Theresa May has since moved on from Conservative Party chairwoman via the Home Office to doing Prime Minister impressions at a lectern outside 10 Downing Street and at the despatch box in the House of Commons. Although her 2002 admonishment might have been the first time that a prominent Tory had criticised the party, the Tories’ political opponents have been doing so along the same lines for decades.
One of the most prominent of these criticisms in the post-war period came on 4th July 1948 when Aneurin Bevan, then the Labour government’s Minister of Health, addressed a Labour Party rally in Manchester on the anniversary of Labour’s accession to power.
Bevan’s speech was largely a review, followed by a pledge that the Government could carry out its entire programme, including nationalisation of the steel industry, a pledge in the party’s 1945 election manifesto.
However, Bevan recalled what he described as the bitter experiences of his early life. For a time he was forced to live on the earnings of an elder sister and was told to emigrate.
On this point, he remarked:
That is why no amount of cajolery, and no attempts at ethical or social seduction, can eradicate from my heart a deep burning hatred for the Tory Party that inflicted those bitter experiences on me. So far as I am concerned they are lower than vermin. They condemned millions of first-class people to semi-starvation.
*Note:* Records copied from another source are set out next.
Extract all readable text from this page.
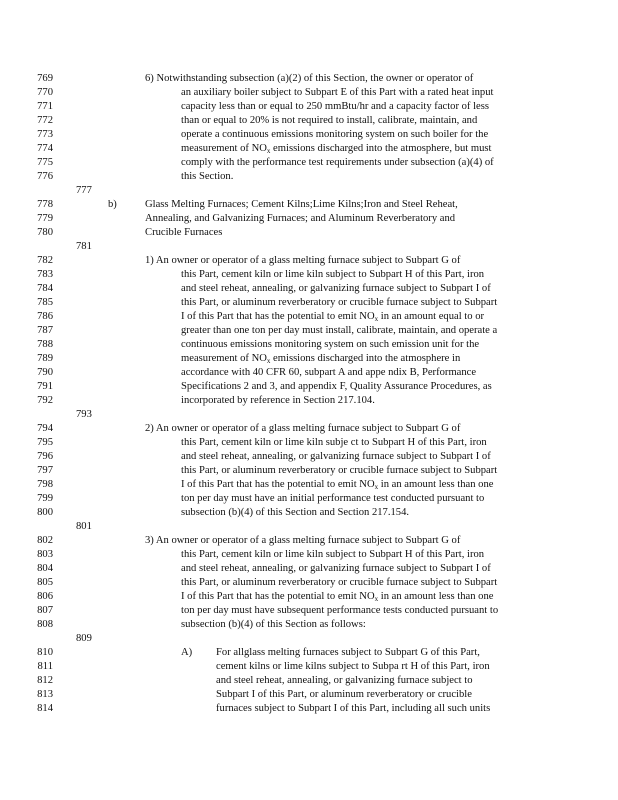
769	6) Notwithstanding subsection (a)(2) of this Section, the owner or operator of
770	an auxiliary boiler subject to Subpart E of this Part with a rated heat input
771	capacity less than or equal to 250 mmBtu/hr and a capacity factor of less
772	than or equal to 20% is not required to install, calibrate, maintain, and
773	operate a continuous emissions monitoring system on such boiler for the
774	measurement of $NO_x$ emissions discharged into the atmosphere, but must
775	comply with the performance test requirements under subsection (a)(4) of
776	this Section.
777
778	b)	Glass Melting Furnaces; Cement Kilns;Lime Kilns;Iron and Steel Reheat,
779	Annealing, and Galvanizing Furnaces; and Aluminum Reverberatory and
780	Crucible Furnaces
781
782	1) An owner or operator of a glass melting furnace subject to Subpart G of
783	this Part, cement kiln or lime kiln subject to Subpart H of this Part, iron
784	and steel reheat, annealing, or galvanizing furnace subject to Subpart I of
785	this Part, or aluminum reverberatory or crucible furnace subject to Subpart
786	I of this Part that has the potential to emit $NO_x$ in an amount equal to or
787	greater than one ton per day must install, calibrate, maintain, and operate a
788	continuous emissions monitoring system on such emission unit for the
789	measurement of $NO_x$ emissions discharged into the atmosphere in
790	accordance with 40 CFR 60, subpart A and appe ndix B, Performance
791	Specifications 2 and 3, and appendix F, Quality Assurance Procedures, as
792	incorporated by reference in Section 217.104.
793
794	2) An owner or operator of a glass melting furnace subject to Subpart G of
795	this Part, cement kiln or lime kiln subje ct to Subpart H of this Part, iron
796	and steel reheat, annealing, or galvanizing furnace subject to Subpart I of
797	this Part, or aluminum reverberatory or crucible furnace subject to Subpart
798	I of this Part that has the potential to emit $NO_x$ in an amount less than one
799	ton per day must have an initial performance test conducted pursuant to
800	subsection (b)(4) of this Section and Section 217.154.
801
802	3) An owner or operator of a glass melting furnace subject to Subpart G of
803	this Part, cement kiln or lime kiln subject to Subpart H of this Part, iron
804	and steel reheat, annealing, or galvanizing furnace subject to Subpart I of
805	this Part, or aluminum reverberatory or crucible furnace subject to Subpart
806	I of this Part that has the potential to emit $NO_x$ in an amount less than one
807	ton per day must have subsequent performance tests conducted pursuant to
808	subsection (b)(4) of this Section as follows:
809
810	A) For allglass melting furnaces subject to Subpart G of this Part,
811	cement kilns or lime kilns subject to Subpa rt H of this Part, iron
812	and steel reheat, annealing, or galvanizing furnace subject to
813	Subpart I of this Part, or aluminum reverberatory or crucible
814	furnaces subject to Subpart I of this Part, including all such units
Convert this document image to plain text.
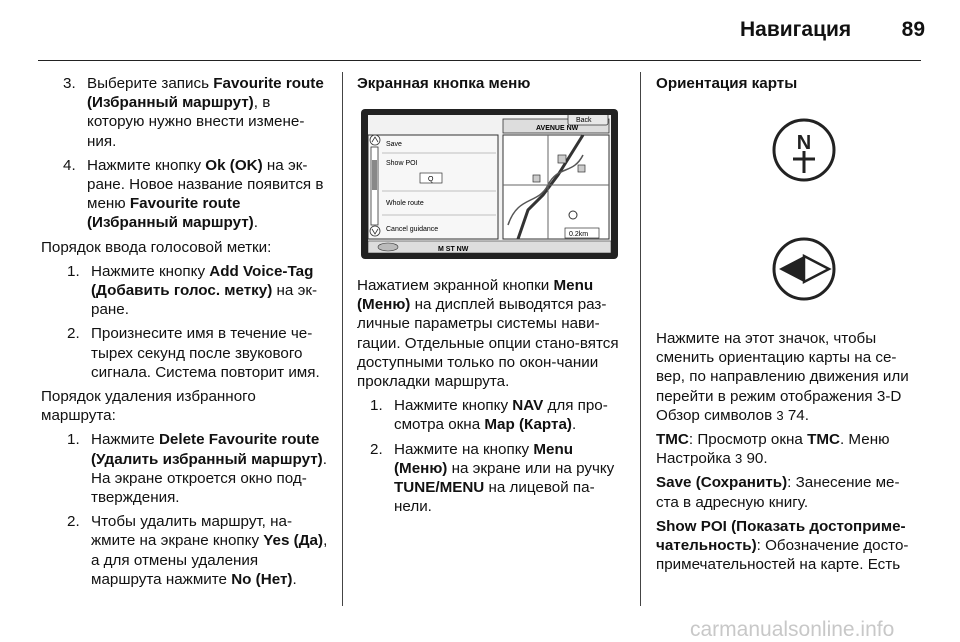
Навигация	89
3. Выберите запись Favourite route (Избранный маршрут), в которую нужно внести измене-ния.
4. Нажмите кнопку Ok (OK) на эк-ране. Новое название появится в меню Favourite route (Избранный маршрут).

Порядок ввода голосовой метки:

1. Нажмите кнопку Add Voice-Tag (Добавить голос. метку) на эк-ране.
2. Произнесите имя в течение че-тырех секунд после звукового сигнала. Система повторит имя.

Порядок удаления избранного маршрута:

1. Нажмите Delete Favourite route (Удалить избранный маршрут). На экране откроется окно под-тверждения.
2. Чтобы удалить маршрут, на-жмите на экране кнопку Yes (Да), а для отмены удаления маршрута нажмите No (Нет).

Экранная кнопка меню

0.2km
Back
AVENUE NW
Save
Show POI
Q
Whole route
Cancel guidance
M ST NW

Нажатием экранной кнопки Menu (Меню) на дисплей выводятся раз-личные параметры системы нави-гации. Отдельные опции стано-вятся доступными только по окон-чании прокладки маршрута.

1. Нажмите кнопку NAV для про-смотра окна Map (Карта).
2. Нажмите на кнопку Menu (Меню) на экране или на ручку TUNE/MENU на лицевой па-нели.

Ориентация карты

N

Нажмите на этот значок, чтобы сменить ориентацию карты на се-вер, по направлению движения или перейти в режим отображения 3-D Обзор символов 3 74.

TMC: Просмотр окна TMC. Меню Настройка 3 90.

Save (Сохранить): Занесение ме-ста в адресную книгу.

Show POI (Показать достоприме-чательность): Обозначение досто-примечательностей на карте. Есть

carmanualsonline.info
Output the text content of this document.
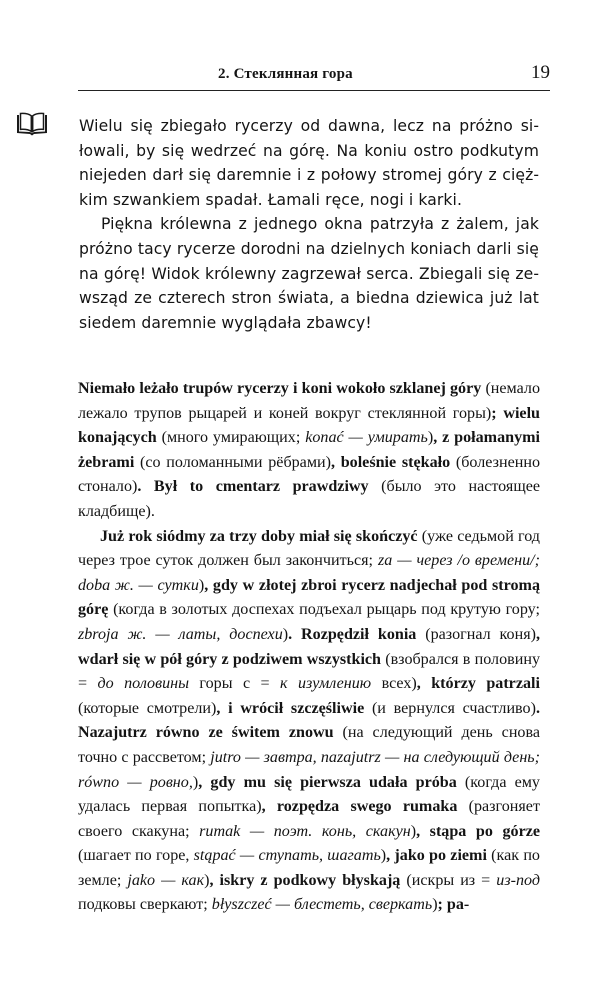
2. Стеклянная гора	19

Wielu się zbiegało rycerzy od dawna, lecz na próżno siłowali, by się wedrzeć na górę. Na koniu ostro podkutym niejeden darł się daremnie i z połowy stromej góry z ciężkim szwankiem spadał. Łamali ręce, nogi i karki.

Piękna królewna z jednego okna patrzyła z żalem, jak próżno tacy rycerze dorodni na dzielnych koniach darli się na górę! Widok królewny zagrzewał serca. Zbiegali się zewsząd ze czterech stron świata, a biedna dziewica już lat siedem daremnie wyglądała zbawcy!

Niemało leżało trupów rycerzy i koni wokoło szklanej góry (немало лежало трупов рыцарей и коней вокруг стеклянной горы); wielu konających (много умирающих; konać — умирать), z połamanymi żebrami (со поломанными рёбрами), boleśnie stękało (болезненно стонало). Był to cmentarz prawdziwy (было это настоящее кладбище).

Już rok siódmy za trzy doby miał się skończyć (уже седьмой год через трое суток должен был закончиться; za — через /о времени/; doba ж. — сутки), gdy w złotej zbroi rycerz nadjechał pod stromą górę (когда в золотых доспехах подъехал рыцарь под крутую гору; zbroja ж. — латы, доспехи). Rozpędził konia (разогнал коня), wdarł się w pół góry z podziwem wszystkich (взобрался в половину = до половины горы с = к изумлению всех), którzy patrzali (которые смотрели), i wrócił szczęśliwie (и вернулся счастливо). Nazajutrz równo ze świtem znowu (на следующий день снова точно с рассветом; jutro — завтра, nazajutrz — на следующий день; równo — ровно,), gdy mu się pierwsza udała próba (когда ему удалась первая попытка), rozpędza swego rumaka (разгоняет своего скакуна; rumak — поэт. конь, скакун), stąpa po górze (шагает по горе, stąpać — ступать, шагать), jako po ziemi (как по земле; jako — как), iskry z podkowy błyskają (искры из = из-под подковы сверкают; błyszczeć — блестеть, сверкать); pa-
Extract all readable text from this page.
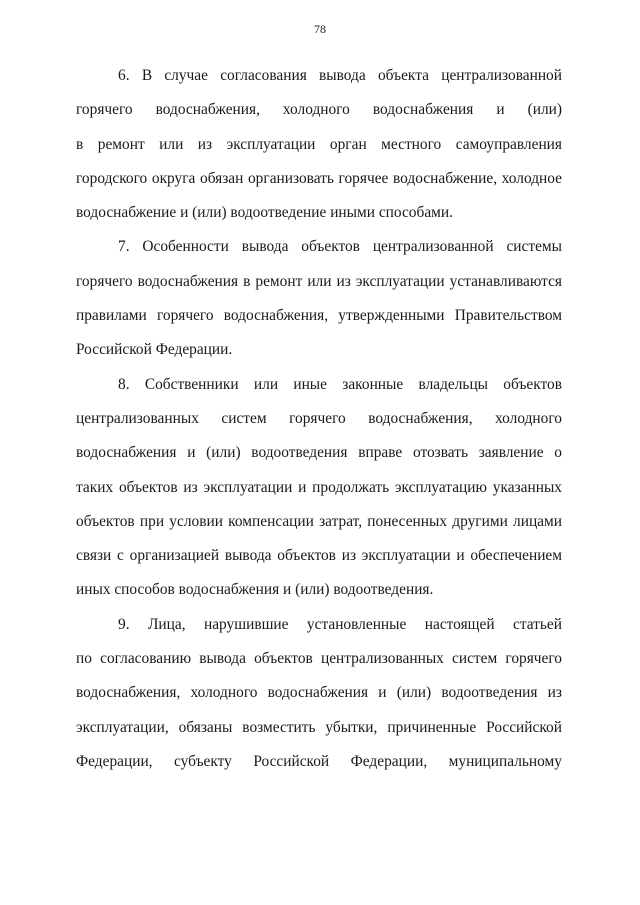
78
6. В случае согласования вывода объекта централизованной
горячего водоснабжения, холодного водоснабжения и (или)
в ремонт или из эксплуатации орган местного самоуправления
городского округа обязан организовать горячее водоснабжение, холодное
водоснабжение и (или) водоотведение иными способами.
7. Особенности вывода объектов централизованной системы
горячего водоснабжения в ремонт или из эксплуатации устанавливаются
правилами горячего водоснабжения, утвержденными Правительством
Российской Федерации.
8. Собственники или иные законные владельцы объектов
централизованных систем горячего водоснабжения, холодного
водоснабжения и (или) водоотведения вправе отозвать заявление о
таких объектов из эксплуатации и продолжать эксплуатацию указанных
объектов при условии компенсации затрат, понесенных другими лицами
связи с организацией вывода объектов из эксплуатации и обеспечением
иных способов водоснабжения и (или) водоотведения.
9. Лица, нарушившие установленные настоящей статьей
по согласованию вывода объектов централизованных систем горячего
водоснабжения, холодного водоснабжения и (или) водоотведения из
эксплуатации, обязаны возместить убытки, причиненные Российской
Федерации, субъекту Российской Федерации, муниципальному
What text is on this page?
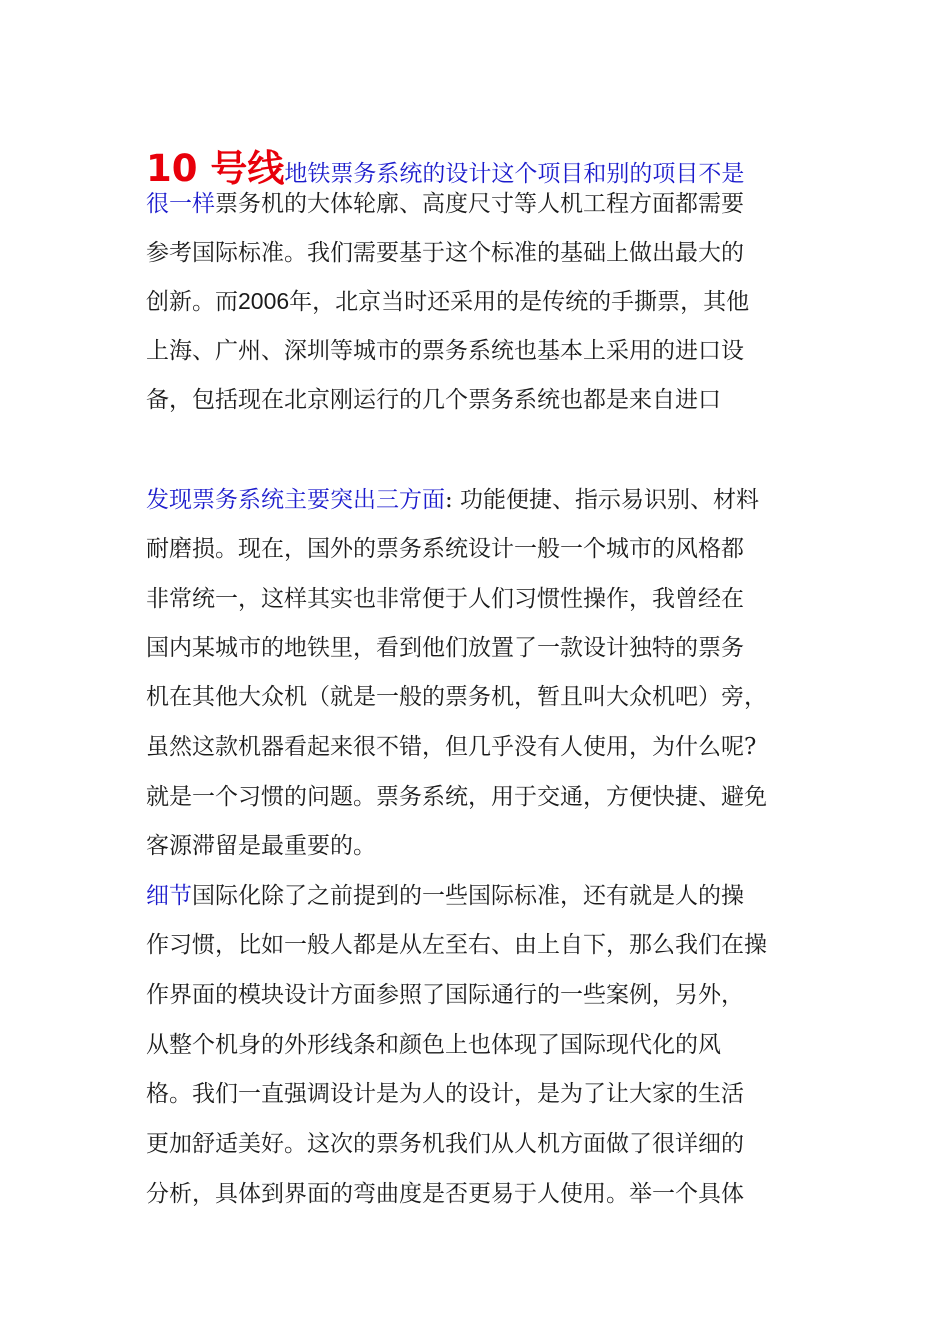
10 号线地铁票务系统的设计这个项目和别的项目不是
很一样票务机的大体轮廓、高度尺寸等人机工程方面都需要
参考国际标准。我们需要基于这个标准的基础上做出最大的
创新。而2006年，北京当时还采用的是传统的手撕票，其他
上海、广州、深圳等城市的票务系统也基本上采用的进口设
备，包括现在北京刚运行的几个票务系统也都是来自进口
发现票务系统主要突出三方面: 功能便捷、指示易识别、材料
耐磨损。现在，国外的票务系统设计一般一个城市的风格都
非常统一，这样其实也非常便于人们习惯性操作，我曾经在
国内某城市的地铁里，看到他们放置了一款设计独特的票务
机在其他大众机（就是一般的票务机，暂且叫大众机吧）旁，
虽然这款机器看起来很不错，但几乎没有人使用，为什么呢?
就是一个习惯的问题。票务系统，用于交通，方便快捷、避免
客源滞留是最重要的。
细节国际化除了之前提到的一些国际标准，还有就是人的操
作习惯，比如一般人都是从左至右、由上自下，那么我们在操
作界面的模块设计方面参照了国际通行的一些案例，另外，
从整个机身的外形线条和颜色上也体现了国际现代化的风
格。我们一直强调设计是为人的设计，是为了让大家的生活
更加舒适美好。这次的票务机我们从人机方面做了很详细的
分析，具体到界面的弯曲度是否更易于人使用。举一个具体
Yes, that’s right. In Bevan’s eyes, the Conservatives were “lower than vermin“.
Oxford Dictionaries defines vermin as follows:
Wild animals which are believed to be harmful to crops, farm animals, or game, or which carry disease, e.g. rodents.
It also offers the additional sub-definition below:
People perceived as despicable and as causing problems for the rest of society.
As regards its origin, the word vermin first appears in Middle English and comes from from Old French based on Latin vermis ‘worm’ since it originally denoted animals such as reptiles and snakes.
However, this demotion of the Tories to rank below rats, mice and the like wasn’t the only attack on the Conservatives during Bevan’s speech, since he is also reported as asking the meeting rhetorically at one point: “For what is Toryism, except organised spivvery?“. This reference to wartime black marketeers may sound anachronistic, but there are still senior members of the Conservative Party who are even nowadays referred to as spivs (posts passim) – and by others apart from your ‘umble scribe.
Finally, in view of the impending general election, it might be worth recalling what Bevan went on the say about the Conservatives of his time, since these words still have relevance and pertinence today.
Now the Tories are pouring out money in propaganda of all sorts and are hoping by this organised sustained mass suggestion to eradicate from our minds all memory of what we went through. But, I warn you young men and women, do not listen to what they are saying now. Do not listen to the seductions of Lord Woolton. He is a very good salesman. If you are selling shoddy stuff you have to be a good salesman. But I warn you they have not changed, or if they have they are slightly worse than they were.
Ouch! All that needs changing to make the above quotation contemporary to the 2017 election would be to replace the name of Woolton with that of a present-day prominent right-wing Tory grandee. Will any opposition candidate do so?